The node’s business partners are a who’s who of some of the state’s biggest corporate citizens, including Amazon, Bank of America, Booz Allen Hamilton, Capital One, CoStar, Dominion Energy, Fannie Mae, IBM, Leidos, Micron Technology, The MITRE Corp., Northrop Grumman, SRC Inc. and WillowTree Inc.
Other partners include the Commonwealth Center for Advanced Manufacturing (CCAM), the Greater Washington Partnership and NASA.
VCU also will work closely with the University of Virginia on the node, harnessing resources such as VCU’s Cybersecurity Center and Center for Analytics and Smart Technologies as well as U.Va.’s Cyber Innovation and Society Group and Cyber Physical Systems Link Lab. The fact that both universities have major medical schools will also drive a focus on health-care cybersecurity.
Other academic partners in the node include Longwood University, Virginia State University and Virginia Union University, as well as regional community colleges.
As part of the initiative, VCU plans to double its student body in the College of Engineering. The Digital Economy Building will include suites of computer science studios, designed in cooperation with industry to reflect real-world workspaces. It will also be built to accommodate future 6G wireless telecommunications needs.
“This is a new industrial revolution happening and … it’s centrally located in Virginia,” Boyan says.
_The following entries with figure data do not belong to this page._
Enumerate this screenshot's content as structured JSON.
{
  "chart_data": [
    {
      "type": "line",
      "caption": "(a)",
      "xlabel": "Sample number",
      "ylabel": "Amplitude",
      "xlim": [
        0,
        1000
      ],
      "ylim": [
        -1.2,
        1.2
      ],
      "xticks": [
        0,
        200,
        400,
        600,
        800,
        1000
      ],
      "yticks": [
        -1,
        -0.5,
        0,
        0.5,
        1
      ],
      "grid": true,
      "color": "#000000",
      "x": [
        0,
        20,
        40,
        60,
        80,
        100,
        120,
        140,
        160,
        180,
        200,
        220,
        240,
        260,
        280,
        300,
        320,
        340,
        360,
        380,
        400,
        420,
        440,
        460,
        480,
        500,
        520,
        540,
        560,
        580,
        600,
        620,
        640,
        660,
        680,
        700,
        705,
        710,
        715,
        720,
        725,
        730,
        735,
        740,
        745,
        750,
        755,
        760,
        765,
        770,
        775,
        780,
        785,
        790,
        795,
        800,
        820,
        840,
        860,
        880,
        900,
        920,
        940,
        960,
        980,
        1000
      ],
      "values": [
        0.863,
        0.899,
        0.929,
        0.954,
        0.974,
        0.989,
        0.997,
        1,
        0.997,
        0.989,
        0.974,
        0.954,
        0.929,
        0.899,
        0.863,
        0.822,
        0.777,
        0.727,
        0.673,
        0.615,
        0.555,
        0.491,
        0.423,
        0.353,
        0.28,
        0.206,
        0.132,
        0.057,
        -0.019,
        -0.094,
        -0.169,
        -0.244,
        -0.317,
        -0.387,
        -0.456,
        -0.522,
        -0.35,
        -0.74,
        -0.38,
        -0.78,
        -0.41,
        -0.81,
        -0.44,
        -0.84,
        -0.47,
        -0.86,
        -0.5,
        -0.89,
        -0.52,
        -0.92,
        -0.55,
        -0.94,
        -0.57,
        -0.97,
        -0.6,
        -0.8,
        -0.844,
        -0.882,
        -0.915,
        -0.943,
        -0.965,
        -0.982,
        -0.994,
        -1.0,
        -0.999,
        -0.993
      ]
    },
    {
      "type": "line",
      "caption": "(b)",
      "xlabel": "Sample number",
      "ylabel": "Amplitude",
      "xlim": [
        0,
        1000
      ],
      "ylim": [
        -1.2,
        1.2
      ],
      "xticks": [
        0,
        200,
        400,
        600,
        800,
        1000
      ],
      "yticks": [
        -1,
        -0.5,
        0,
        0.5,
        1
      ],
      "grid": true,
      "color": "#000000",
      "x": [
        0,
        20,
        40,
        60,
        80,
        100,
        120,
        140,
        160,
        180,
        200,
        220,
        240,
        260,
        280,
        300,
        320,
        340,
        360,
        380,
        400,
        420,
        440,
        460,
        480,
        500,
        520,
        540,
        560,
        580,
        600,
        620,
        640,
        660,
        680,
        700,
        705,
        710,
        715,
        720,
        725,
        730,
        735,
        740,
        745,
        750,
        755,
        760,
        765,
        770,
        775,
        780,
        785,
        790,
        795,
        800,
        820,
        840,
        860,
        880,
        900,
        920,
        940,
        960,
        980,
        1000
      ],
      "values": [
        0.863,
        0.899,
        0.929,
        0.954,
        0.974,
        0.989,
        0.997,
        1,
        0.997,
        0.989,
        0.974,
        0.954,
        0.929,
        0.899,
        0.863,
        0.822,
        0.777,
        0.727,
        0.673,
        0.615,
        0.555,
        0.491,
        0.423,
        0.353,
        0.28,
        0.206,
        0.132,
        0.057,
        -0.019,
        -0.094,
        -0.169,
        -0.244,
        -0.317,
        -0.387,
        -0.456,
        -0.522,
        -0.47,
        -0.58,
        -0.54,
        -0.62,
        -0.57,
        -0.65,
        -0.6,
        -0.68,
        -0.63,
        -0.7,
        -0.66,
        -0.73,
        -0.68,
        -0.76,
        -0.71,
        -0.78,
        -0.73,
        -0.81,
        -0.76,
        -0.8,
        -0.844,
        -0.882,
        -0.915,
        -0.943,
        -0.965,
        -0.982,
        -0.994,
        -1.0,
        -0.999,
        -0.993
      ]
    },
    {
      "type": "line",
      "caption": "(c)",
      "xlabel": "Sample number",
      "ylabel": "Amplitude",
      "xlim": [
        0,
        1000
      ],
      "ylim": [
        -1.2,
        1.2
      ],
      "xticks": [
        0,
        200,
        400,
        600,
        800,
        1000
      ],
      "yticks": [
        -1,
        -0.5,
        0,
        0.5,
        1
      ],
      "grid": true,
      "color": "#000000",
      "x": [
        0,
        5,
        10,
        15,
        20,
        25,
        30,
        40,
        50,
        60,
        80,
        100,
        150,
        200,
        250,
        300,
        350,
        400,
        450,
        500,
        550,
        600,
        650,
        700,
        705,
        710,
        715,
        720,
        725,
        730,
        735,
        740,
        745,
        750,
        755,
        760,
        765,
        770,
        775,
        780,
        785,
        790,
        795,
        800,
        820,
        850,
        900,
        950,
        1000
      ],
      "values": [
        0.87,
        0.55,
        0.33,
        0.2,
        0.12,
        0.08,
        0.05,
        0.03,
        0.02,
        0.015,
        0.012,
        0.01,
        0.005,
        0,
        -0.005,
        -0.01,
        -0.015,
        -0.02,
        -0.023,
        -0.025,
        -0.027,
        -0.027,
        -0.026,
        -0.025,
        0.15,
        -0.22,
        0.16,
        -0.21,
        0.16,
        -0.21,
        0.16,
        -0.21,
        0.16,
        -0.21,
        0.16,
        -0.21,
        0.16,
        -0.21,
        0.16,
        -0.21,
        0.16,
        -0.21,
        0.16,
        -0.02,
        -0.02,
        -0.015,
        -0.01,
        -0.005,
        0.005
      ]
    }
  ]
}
Apropos of its high-tech goals, the CCI Northern Virginia node will operate as a “distributed node” or virtual entity, says Deborah Crawford, vice president for research at George Mason University.
Its education partners include five universities (George Washington University, Marymount University, James Madison University, University of Mary Washington and Shenandoah University), 10 Northern Virginia public school systems and three community colleges.
Industry partners are led by Amazon, Booz Allen Hamilton, CACI International Inc., The MITRE Corp. and SAIC Inc.
“What we’ve learned so far is that there is a heck of a lot going on,” Crawford says. “It would be fair to say that each of us who have attended these meetings have learned something new … about a capability that exists in our region that we weren’t aware of.”
Dubbed the Coastal Center for Cyber Innovation, the CCI Southeast node will be housed in Old Dominion University’s Virginia Modeling, Analysis & Simulation Center as well as its Center for Cybersecurity Education and Research.
The Southeast node will have a particular focus on security issues surrounding maritime transportation as well as other emerging technologies, including artificial intelligence, says ODU Vice Provost for Academic Affairs Brian Payne.
In addition to ODU, the nodes’ educational partners will include the College of William & Mary, Norfolk State University and Christopher Newport University.
Its business partners are cybersecurity and information technology firms: Cybrex LLC; G2 Ops Inc., MI Technical Solutions; Peregrine Technical Solutions; RFK Solutionz; and SimIS Inc.
Additional partners include the Regent University Institute for Cybersecurity, Virginia Space Grant Consortium and Virginia Cyber Alliance.
In addition to leading the CCI hub, Virginia Tech also spearheads the CCI Southwest regional node.
Its other higher education partners will include Liberty University, Radford University and the University of Virginia’s College at Wise as well as local community colleges.
Corporate partners in the Southwest node include autonomous vehicles company Torc Robotics (recently acquired by Daimler AG) and block.one LLC, a blockchain software solutions developer.
“As technologies evolve,” says Virginia Tech’s Mayer, “it’s very important that the Commonwealth Cyber Initiative is able to evolve with that and always be tapping into the leading and potentially disruptive companies.”